More than 200 International entries were received for the Pacific Biosciences SMRT Grant to sequence the complete genome of a particularly fascinating or important plant or animal.
Obtaining the genetic sequence of a wild-born pure dingo would be ground-breaking research and enhance the knowledge and understanding of the species and could potentially prevent extinction.
Sandy and her sister and brother were found as three-week old pups in the central Australian desert near the Strzelecki Track in 2014 by Barry and Lyn Eggleton, who have hand-raised and cared for them ever since.

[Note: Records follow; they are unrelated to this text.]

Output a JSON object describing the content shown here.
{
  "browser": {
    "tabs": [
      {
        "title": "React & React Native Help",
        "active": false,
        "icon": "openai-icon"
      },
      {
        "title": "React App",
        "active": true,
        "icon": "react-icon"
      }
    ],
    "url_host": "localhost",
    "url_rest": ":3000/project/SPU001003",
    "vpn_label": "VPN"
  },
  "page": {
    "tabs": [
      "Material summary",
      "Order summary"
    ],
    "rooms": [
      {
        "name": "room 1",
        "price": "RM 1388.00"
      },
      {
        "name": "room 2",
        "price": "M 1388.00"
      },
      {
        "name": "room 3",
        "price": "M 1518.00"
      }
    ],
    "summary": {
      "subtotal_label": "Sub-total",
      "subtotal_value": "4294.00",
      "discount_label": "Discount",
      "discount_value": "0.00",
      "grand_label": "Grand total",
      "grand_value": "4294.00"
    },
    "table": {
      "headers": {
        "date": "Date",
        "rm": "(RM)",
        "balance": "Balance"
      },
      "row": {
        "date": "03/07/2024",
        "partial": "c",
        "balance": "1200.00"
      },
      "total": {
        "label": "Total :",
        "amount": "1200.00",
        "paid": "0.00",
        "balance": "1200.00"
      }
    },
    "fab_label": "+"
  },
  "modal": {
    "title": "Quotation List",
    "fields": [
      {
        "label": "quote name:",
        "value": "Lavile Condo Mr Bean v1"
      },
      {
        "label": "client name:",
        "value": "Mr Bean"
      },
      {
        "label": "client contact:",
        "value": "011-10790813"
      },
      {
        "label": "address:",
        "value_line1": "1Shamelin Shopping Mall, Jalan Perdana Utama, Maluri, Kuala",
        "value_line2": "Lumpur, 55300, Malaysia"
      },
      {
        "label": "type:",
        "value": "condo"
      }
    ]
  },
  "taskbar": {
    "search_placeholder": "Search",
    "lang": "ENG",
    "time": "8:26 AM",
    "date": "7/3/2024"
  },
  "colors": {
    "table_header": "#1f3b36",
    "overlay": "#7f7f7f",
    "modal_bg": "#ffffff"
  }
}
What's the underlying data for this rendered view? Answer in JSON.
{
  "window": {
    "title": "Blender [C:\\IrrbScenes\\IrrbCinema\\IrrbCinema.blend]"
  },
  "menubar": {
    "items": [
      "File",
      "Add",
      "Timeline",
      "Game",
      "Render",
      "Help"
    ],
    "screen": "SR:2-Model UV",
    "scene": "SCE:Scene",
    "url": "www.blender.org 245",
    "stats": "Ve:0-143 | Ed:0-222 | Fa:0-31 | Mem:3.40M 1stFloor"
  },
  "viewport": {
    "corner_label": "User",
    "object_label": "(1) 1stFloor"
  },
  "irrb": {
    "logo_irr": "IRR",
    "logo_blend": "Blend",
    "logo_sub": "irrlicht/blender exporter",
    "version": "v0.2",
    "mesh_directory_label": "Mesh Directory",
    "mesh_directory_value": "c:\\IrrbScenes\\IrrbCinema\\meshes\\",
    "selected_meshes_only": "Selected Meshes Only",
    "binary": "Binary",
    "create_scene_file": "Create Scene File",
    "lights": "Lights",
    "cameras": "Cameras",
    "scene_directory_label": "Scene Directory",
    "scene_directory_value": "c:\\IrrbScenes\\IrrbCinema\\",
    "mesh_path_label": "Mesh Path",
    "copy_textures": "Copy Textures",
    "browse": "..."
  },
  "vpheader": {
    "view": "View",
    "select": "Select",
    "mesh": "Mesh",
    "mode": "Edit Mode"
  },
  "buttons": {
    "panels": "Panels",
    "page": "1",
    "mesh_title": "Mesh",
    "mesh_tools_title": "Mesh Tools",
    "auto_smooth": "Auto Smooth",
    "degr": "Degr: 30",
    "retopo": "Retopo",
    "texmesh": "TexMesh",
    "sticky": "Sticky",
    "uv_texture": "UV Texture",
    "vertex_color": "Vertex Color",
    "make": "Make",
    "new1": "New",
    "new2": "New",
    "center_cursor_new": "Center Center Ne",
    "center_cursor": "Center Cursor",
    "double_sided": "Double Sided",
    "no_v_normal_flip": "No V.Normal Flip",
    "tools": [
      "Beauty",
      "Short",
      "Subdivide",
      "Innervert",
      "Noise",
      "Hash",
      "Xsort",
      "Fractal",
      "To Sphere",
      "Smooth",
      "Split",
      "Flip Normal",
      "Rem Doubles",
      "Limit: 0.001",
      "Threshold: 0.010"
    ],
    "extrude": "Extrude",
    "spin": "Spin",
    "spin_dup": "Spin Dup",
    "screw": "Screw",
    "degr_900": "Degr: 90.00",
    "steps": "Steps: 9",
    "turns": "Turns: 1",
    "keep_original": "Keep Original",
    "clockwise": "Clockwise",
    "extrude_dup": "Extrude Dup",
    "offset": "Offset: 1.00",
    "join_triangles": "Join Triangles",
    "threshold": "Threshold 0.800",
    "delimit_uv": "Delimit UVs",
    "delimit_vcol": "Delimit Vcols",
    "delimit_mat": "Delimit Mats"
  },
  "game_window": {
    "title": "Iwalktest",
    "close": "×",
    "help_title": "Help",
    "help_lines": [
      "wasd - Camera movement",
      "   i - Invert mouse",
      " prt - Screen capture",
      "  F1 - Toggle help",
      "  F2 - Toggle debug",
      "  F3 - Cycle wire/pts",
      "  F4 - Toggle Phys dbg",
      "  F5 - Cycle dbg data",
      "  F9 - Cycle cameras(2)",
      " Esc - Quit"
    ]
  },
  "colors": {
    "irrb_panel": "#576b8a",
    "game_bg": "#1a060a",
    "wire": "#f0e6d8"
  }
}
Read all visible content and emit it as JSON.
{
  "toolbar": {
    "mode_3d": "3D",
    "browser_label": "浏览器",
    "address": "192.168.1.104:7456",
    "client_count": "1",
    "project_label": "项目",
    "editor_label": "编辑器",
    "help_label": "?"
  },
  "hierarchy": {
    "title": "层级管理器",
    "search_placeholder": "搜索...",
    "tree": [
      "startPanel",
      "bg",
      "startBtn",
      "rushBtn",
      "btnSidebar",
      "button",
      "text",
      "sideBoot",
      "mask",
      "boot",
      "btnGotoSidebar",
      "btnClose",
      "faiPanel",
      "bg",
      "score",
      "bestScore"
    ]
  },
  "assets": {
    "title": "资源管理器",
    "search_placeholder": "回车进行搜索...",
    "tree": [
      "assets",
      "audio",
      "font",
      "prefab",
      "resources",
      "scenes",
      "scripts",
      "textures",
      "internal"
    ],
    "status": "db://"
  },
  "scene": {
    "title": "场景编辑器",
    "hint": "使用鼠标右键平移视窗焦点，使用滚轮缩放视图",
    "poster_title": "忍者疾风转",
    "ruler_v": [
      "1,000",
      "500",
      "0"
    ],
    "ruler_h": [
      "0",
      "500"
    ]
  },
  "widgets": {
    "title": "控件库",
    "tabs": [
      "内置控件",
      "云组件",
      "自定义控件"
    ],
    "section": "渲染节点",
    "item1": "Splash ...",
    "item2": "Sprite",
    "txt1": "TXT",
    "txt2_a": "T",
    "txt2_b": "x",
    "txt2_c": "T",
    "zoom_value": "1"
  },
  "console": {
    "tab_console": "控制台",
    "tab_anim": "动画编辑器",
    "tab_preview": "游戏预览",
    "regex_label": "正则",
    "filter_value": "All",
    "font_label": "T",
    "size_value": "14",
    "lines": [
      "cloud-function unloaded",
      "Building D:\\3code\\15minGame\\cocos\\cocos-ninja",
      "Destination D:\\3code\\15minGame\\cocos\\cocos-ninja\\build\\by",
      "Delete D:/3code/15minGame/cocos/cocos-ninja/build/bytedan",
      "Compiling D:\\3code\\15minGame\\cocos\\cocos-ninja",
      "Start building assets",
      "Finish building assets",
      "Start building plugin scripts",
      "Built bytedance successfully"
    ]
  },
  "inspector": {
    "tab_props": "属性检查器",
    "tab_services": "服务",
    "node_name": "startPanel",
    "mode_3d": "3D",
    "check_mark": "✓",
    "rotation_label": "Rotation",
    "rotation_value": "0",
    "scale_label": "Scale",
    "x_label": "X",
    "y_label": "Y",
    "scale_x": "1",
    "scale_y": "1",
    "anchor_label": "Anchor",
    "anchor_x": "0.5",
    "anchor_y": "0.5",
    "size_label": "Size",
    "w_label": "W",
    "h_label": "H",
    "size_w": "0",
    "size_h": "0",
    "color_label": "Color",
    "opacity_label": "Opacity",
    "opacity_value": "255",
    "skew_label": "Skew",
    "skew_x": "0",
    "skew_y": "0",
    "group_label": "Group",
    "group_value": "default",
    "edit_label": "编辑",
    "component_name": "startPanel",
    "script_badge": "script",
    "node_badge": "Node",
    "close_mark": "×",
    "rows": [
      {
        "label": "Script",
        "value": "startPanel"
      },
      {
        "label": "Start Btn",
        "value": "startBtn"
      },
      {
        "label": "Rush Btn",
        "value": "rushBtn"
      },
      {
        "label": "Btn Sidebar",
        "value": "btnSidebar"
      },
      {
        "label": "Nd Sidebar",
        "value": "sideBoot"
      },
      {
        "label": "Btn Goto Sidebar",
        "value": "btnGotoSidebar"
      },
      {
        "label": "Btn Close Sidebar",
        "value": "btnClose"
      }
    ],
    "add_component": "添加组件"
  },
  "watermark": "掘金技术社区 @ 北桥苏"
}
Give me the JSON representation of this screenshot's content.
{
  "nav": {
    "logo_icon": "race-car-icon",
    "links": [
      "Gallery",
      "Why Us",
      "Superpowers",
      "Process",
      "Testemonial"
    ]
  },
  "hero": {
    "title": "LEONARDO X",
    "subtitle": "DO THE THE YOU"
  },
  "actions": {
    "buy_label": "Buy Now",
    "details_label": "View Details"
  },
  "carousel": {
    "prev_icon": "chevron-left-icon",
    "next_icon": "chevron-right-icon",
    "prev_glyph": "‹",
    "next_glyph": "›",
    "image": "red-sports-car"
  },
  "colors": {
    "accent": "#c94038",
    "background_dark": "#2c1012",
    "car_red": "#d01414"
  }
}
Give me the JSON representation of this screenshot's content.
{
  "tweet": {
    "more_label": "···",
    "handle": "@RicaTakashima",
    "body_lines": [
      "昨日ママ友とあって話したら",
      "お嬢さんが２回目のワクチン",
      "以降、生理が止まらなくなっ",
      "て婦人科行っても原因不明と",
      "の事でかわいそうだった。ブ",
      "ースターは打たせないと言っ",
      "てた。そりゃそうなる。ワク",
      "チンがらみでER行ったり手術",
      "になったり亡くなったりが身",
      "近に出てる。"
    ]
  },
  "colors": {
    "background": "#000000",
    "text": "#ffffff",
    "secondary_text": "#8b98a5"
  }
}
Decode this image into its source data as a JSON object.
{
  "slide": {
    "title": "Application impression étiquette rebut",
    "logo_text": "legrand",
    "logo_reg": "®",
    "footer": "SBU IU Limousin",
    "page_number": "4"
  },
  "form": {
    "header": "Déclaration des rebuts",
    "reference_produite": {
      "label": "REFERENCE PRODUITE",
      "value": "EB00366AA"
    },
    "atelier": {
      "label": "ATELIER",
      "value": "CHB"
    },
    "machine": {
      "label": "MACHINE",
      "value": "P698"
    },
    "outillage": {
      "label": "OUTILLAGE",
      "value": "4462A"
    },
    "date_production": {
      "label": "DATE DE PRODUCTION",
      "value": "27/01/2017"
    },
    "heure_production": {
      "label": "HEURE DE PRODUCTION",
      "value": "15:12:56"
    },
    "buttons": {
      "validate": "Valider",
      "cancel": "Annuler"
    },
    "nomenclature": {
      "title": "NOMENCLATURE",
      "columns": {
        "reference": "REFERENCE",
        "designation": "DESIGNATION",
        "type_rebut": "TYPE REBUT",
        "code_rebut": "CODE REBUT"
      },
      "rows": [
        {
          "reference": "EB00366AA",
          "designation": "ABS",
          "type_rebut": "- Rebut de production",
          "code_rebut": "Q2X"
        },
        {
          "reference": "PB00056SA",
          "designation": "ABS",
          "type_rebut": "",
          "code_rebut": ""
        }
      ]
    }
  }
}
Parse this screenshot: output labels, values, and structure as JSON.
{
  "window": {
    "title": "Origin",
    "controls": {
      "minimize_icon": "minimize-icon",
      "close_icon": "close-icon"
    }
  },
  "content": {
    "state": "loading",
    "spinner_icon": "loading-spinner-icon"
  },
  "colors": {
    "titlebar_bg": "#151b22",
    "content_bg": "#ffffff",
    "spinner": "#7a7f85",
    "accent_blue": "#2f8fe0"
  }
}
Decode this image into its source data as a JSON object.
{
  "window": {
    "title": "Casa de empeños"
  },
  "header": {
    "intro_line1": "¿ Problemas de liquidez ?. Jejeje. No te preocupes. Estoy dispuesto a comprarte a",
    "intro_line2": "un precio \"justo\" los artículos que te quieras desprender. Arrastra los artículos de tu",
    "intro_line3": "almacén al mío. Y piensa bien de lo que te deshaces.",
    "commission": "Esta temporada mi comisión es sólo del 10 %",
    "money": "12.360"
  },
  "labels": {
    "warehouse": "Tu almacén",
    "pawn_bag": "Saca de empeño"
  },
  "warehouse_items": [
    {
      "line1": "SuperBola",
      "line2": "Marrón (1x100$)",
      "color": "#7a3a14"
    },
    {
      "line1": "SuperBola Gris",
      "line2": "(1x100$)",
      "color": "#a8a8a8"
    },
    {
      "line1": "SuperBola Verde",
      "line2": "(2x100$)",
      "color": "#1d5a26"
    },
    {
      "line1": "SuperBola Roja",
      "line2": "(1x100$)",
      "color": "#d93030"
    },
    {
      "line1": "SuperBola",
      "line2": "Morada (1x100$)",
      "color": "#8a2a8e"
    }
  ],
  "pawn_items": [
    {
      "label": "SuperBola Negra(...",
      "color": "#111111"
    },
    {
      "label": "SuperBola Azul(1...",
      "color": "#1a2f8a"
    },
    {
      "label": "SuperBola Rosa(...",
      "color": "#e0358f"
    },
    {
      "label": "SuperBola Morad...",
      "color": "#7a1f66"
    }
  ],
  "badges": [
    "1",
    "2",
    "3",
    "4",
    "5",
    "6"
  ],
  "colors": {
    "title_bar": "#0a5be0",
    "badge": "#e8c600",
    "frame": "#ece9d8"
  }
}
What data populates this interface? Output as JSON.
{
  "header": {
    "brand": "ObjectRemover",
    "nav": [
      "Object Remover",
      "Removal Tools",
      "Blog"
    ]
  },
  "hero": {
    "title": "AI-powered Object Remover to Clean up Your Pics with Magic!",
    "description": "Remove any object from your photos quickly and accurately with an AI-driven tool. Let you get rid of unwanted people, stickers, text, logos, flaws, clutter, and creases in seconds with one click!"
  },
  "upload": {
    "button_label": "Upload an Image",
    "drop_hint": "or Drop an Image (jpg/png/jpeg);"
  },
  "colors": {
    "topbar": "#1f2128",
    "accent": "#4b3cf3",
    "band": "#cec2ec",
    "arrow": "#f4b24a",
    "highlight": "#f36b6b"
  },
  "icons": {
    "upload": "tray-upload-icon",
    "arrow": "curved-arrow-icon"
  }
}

The general public will decide the winner, and Sandy supporters are encouraged to vote Supporters can vote every 24 hours up until midnight 6 April.
To Vote copy link or find on Facebook "DancingwithDingoes"
'If funded this project would allow us to better understand the DNA changes between wolves and dingoes (unconscious selection) and dingoes and domestic dogs (artificial selection) for the first time.' says Prof Ballard from the UNSW School of Biotechnology and Biomolecular Sciences.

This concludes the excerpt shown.